How to successfully manage your finances as a freelancer
Managing income as a freelancer is becoming relevant to more people as the gig economy is now estimated to be employing more than 7% of the Australian workforce.
Some years ago I was a freelancer working from home and writing for a living. I soon became familiar with issues that freelancers face: inconsistent cash-flow, paying yourself first and juggling multiple tasks at various rates.
Freelance work isn't always planned and nor is it always seen as a long-term proposition. There is often little planning on how to set yourself up, no long-term plans for your work and often there's short-term thinking when it comes to managing your business.
However, it's important to treat freelancing as you would other forms of business and work.
In the beginning I juggled all my commissions in my head: what was due when, who had been invoiced and who had paid - until my mother taught me some basic bookkeeping.
I hadn't noticed that I was consistently stressed until I started my own administration and realised that my mind eased once I had to transfer all the details from my head onto paper.
Bloom Advisory Group financial adviser Jennifer Porter says people often become freelancers on a whim going from employer to self- employed without a plan.
"It can happen through an unexpected unemployment or redundancy situation or simply because they think that they may be better off working for themselves. They don't plan well enough or consider their strengths or weaknesses," she says.
It is important to find ways to remain accountable to yourself, Porter says.
"Often the additional freedom is a great way to let bad habits sneak in, so have a plan for your week or month and stick to it. No excuses. Keeping to a regular routine helps and having a dedicated work place in your home works too."
Nine things I wish I'd known before I started freelancing
- Make sure you have money set aside to tide you over the lean months, when none of your commissioners have paid you. This happens regularly and often the larger companies are the slowest payers.
- Don't forget to keep up to date with your own financial plans - and make sure that you are paying yourself first for savings and achieving your financial goals.
- Pay at least 9.5% into your super. As a freelancer, this is totally up to you to pay and while it may not seem a big deal to miss a year if your cashflow is tight, you will miss this money as you near retirement. When deciding on your work rates, make sure earning enough to cover super is a consideration.
- General insurance - consider where you work. Does your home insurance cover you or people coming into your property?
- Personal insurance - do you have cover if you cannot work due to sickness or an accident? There is no option of sick leave when you work for yourself.
- Give your clients what they are paying for. Sometimes it's tempting to give a bit more love to those more interesting commissions but when they are paying a lot less than your big commissions you should question whether you are using your resources (time) wisely. There are occasions where you need to call time on something because it's not financially worth your while. You are running a business and you need to make sure you are conducting it in the most efficient way possible.

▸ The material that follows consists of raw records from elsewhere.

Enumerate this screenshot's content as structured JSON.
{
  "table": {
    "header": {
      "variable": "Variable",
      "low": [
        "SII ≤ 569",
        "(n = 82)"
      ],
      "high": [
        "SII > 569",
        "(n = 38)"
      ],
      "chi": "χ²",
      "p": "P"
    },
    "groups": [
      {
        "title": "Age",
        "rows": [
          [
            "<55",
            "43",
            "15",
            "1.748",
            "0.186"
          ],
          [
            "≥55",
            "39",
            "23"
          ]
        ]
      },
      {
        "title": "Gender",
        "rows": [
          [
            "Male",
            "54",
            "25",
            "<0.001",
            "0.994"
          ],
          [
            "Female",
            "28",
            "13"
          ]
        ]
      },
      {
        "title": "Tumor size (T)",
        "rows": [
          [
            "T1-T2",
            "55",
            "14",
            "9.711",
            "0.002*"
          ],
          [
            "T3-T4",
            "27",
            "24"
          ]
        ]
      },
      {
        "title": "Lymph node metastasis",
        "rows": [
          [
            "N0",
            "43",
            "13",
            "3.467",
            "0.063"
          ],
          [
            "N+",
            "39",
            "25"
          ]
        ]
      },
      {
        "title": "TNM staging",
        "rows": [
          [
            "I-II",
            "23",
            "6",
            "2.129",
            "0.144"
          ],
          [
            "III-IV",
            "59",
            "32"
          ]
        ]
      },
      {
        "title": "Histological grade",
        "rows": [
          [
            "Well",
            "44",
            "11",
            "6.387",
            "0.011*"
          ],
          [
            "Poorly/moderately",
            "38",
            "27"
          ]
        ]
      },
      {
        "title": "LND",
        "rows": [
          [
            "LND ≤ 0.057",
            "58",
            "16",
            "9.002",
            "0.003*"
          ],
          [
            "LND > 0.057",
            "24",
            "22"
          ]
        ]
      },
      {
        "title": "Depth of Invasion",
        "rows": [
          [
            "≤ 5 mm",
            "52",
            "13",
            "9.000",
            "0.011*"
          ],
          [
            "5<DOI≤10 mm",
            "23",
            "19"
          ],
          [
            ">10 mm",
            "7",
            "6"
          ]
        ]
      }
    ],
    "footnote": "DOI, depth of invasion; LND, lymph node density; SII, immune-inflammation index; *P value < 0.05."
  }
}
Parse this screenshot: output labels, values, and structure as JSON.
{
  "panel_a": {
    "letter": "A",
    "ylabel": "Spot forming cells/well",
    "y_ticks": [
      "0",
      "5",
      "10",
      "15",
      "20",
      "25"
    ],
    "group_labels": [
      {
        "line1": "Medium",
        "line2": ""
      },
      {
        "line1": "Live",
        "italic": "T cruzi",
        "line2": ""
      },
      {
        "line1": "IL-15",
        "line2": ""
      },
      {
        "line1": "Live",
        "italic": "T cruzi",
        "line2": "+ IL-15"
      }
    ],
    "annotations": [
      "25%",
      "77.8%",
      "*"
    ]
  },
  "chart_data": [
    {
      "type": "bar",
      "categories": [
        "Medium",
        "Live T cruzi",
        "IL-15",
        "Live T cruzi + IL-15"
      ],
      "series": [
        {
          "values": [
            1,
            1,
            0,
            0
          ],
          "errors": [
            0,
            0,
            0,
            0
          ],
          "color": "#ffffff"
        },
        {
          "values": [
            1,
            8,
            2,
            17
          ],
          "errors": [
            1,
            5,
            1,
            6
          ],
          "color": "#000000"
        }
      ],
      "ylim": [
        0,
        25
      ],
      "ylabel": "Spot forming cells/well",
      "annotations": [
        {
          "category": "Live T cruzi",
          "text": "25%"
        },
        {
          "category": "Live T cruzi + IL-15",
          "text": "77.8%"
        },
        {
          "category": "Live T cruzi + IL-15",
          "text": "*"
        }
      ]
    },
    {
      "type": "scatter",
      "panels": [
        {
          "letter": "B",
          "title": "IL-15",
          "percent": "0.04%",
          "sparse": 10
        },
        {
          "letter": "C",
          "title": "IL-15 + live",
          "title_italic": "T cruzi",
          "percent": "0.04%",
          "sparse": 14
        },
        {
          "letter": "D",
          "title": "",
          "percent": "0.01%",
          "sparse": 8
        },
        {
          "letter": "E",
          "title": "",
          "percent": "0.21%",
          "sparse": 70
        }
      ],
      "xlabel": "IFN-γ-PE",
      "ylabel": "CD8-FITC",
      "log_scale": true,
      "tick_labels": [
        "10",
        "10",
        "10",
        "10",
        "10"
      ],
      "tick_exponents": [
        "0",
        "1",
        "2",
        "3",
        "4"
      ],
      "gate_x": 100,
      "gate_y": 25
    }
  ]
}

- Your business is typically divided into three: winning business, doing the work and charging for it. You can't afford to ignore any of these sections of your business as neglecting them will compromise your whole enterprise. You may be doing a great job but if you don't have the next one lined up you will struggle. If you don't keep on top of your invoicing and payments you will also fail. However, if you work at all of them and find that you are exceptionally good at winning the business but not so effective at producing it in a timely and efficient manner, you might think about outsourcing some of the work and partnering with another provider to complement each other's skills.
- Remember you're a freelancer but you are working in a business. Set up your administration, your software, your environment and your branding appropriately. Don't combine your personal money with your work money, don't do favours you can't afford. You haven't got time to do work for nothing in your own business. If someone values what you do they'll pay you. Also, don't undercharge. Do your market research and know what's fair.
- Don't forget the tax man. If you are earning more than $75,000 (or think you will reach the threshold) you need to register for GST which you may then pay quarterly or monthly. Remembering to keep this amount separate is important to cash-flow. You should also make an estimate of the tax bracket you will be in and put aside say 30% into a special tax holding account to keep it separate from spending money and be ready to pay your annual tax bill. If you are earning $75,000 your tax bill will be around $17,000, which if it hasn't been kept aside will be quite an imposition come tax time. Also, remember to keep receipts for any stationery and other work related expenses that are tax deductible.